Because lust is a sin, whatever modern man may believe, just as surely as wrath or envy or greed. Some people seem to confuse lust with love, believing them to be two sides of the same coin, since one often spawns the other. While this analogy may come close to the truth, it is not the whole truth. Castiel prefers to think of lust as love’s evil twin, the darkness to its light. Where love is pure and unblemished by the vileness of this earth, lust is rank and dirty. Where love exalts, lust debases and brings men down. Love inspires and begets great works; lust corrupts and causes time to be wasted. Love is selfless, wanting nothing for itself; lust is selfish and desires only its own pleasure. Love is divine, of God, by God and for God, opening the path to Heaven; lust is sinful and the path it opens is not even paved with good intentions. Yet for all this, Castiel has come to experience lust.

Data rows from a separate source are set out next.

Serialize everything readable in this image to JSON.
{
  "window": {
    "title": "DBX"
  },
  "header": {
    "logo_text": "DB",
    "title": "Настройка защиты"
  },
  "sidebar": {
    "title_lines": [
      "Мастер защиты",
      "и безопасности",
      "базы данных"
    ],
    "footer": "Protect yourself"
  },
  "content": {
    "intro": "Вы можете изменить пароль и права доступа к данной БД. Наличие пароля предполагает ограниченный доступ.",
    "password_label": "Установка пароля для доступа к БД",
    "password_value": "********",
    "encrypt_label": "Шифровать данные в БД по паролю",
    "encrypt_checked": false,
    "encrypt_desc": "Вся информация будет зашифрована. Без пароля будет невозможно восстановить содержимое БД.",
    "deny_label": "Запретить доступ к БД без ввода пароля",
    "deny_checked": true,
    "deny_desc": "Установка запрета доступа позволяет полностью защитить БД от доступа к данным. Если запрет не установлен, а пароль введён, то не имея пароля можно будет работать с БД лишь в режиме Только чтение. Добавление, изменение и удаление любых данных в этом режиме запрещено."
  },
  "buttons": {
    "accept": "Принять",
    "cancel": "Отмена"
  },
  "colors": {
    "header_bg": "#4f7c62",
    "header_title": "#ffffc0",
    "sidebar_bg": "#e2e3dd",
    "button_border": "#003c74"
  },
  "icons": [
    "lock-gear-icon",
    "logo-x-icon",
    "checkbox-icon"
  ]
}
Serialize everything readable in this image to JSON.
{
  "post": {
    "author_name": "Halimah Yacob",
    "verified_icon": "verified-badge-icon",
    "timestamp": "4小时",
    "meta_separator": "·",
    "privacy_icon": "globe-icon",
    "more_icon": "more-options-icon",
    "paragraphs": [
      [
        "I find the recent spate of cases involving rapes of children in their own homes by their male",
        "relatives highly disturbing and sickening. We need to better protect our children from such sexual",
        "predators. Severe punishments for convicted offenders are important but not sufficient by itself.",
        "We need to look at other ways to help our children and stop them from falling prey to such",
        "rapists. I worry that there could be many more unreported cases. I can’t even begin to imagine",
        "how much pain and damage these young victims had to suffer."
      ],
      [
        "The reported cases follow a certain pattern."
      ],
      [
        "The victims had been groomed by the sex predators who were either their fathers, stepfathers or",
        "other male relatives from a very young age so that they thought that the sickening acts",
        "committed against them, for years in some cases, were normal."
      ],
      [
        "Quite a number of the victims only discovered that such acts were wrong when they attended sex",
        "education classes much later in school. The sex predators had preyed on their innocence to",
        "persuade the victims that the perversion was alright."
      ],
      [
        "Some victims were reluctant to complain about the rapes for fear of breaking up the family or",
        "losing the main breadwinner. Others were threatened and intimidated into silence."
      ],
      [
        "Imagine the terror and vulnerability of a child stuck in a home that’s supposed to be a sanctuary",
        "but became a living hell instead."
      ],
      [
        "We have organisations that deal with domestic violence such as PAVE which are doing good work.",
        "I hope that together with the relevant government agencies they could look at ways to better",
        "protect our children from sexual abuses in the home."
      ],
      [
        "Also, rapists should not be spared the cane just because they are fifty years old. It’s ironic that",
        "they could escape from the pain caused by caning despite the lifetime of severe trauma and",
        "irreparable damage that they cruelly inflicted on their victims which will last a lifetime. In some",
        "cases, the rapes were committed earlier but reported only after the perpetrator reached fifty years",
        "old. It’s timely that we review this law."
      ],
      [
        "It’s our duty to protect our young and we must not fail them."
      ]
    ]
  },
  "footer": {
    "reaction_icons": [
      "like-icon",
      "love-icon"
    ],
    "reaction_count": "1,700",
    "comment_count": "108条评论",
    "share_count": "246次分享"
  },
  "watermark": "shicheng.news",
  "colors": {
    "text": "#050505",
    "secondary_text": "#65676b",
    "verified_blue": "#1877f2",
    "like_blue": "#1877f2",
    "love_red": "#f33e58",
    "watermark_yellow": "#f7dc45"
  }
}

Castiel wants Dean. There is no other way to put it. He wants everything that is Dean to be his, to mold together their bodies and souls until they are one. The memory haunts of when he rescued Dean from Hell, when he clutched that brightly shining soul in the embrace of his grace as they ascended, until he could no longer tell where Dean ended and he himself began. More than anything else, he wants to experience that again, both in the incorporeal and the corporeal. And he wants Dean to want it too.
Castiel knows every atom of Dean’s body, having painstakingly sculpted them back together. In idle moments, few though they are, he will distract himself with thoughts of what he would do to that body. He imagines the heart, so great and so scarred, beating fiercely and erratically in Dean’s chest. He imagines the blood it sends pumping, the colour of love, burning with the volcanic heat of their passion. Almost he can hear Dean’s lungs gasping for breath, desperate for the air to whisper Castiel‘s name. In his mind’s eye, Dean’s eyes are dark and murky, clouded by desire and ravenous with hunger. He has watched Dean’s lips and imagined them parted, swollen and wet and pleading incoherently. If he tries hard, he can almost taste Dean’s mouth, his velvety tongue, and feel it travel down his own body. He can visualise Dean’s vocal cords, trembling, but insufficient to overcome the pleasure that renders Dean without words. Beneath his fingers, he can feel Dean’s skin, sweating and hot and more precious than silk. He imagines hours spent mapping Dean’s body and feeling Dean map the contours of his. But most pleasing of all his visions is the sound of Dean’s voice, raised in ecstasy, and the sensation of it echoed by the soul within.
To crave without reason and want merely for the sake of pleasure, to desire the possession of another’s body, to lose oneself in pining for this other and allow one‘s love to be tainted by the senses, is to commit the sin of lust. Castiel longs for Dean with every aspect of his being. He yearns to possess him and to belong to him in turn. As his love is boundless, so is its shadow. This is the seventh and most consuming sin that Castiel commits for Dean.